When Nicole arrived, however, camp leaders weren't overtly against her presence. "They still tried to dissuade me by saying that the walk was really far and that as a woman, I might not make it," says Nicole. "Although I wasn't exactly dressed for climbing mountains, I wasn't about to let them use that as an excuse."

DOLLAR DAZE: Reporter Arie Farnam didn't have to look any further than her own bank account to understand the implications of the fall of the US dollar.

"The enduring might of the dollar was one of those things we Americans just count on. My Czech husband and I were planning to build the foundations of our new house this fall. We put all our savings in dollars, believing that it was risky to put it in some local currency here in Eastern Europe. Last winter, when the dollar lost 15 percent of its value against the Czech koruna, I considered pulling out, but I thought it was just the aftereffects of Sept. 11 and that it would pass.
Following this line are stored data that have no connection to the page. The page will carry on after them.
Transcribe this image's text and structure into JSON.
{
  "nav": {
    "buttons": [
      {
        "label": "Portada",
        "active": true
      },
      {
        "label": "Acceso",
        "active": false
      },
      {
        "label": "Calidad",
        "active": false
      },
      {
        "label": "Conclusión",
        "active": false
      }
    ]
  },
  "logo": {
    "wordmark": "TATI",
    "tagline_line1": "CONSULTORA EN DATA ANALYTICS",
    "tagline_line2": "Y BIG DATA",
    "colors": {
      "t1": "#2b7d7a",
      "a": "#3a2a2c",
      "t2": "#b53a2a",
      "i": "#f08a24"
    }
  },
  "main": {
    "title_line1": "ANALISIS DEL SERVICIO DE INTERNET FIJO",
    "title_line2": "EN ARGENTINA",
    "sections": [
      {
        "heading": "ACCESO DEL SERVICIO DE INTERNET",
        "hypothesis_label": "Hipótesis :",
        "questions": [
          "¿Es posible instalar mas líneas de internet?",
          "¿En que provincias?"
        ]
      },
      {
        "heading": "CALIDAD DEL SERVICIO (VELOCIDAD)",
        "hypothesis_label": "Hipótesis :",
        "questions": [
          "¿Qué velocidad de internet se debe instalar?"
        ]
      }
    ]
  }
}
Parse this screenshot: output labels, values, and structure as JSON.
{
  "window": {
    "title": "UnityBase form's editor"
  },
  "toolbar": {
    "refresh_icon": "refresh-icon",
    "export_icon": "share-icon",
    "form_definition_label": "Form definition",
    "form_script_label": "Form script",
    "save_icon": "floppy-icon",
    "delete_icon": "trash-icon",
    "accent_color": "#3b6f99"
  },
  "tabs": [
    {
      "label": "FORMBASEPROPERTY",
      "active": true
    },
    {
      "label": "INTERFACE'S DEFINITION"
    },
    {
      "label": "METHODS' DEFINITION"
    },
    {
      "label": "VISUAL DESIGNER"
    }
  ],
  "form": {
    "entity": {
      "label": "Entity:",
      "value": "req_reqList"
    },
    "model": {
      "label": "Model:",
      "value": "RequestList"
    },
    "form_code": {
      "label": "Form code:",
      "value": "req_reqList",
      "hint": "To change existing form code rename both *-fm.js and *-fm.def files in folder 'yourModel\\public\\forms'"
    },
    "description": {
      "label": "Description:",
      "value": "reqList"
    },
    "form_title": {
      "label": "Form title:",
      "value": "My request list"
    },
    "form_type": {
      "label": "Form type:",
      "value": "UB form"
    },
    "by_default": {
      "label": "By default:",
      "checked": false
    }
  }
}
"Now, we have lost a full 25 percent of our savings over the past year. I'm not a financial genius, but I do know that our house will cost more to build. No doubt, we will survive somehow [perhaps with a raise from a generous editor?]. Russians and Argentines are surviving, and their currencies have done much worse than the dollar, so far," says Arie.

David Clark Scott
World editor

Cultural snapshot


YOKE OF SHAME: A bicycle thief in Xiamen, China, caught by a local crime watch committee, must wear his stolen goods in public for up to half a day.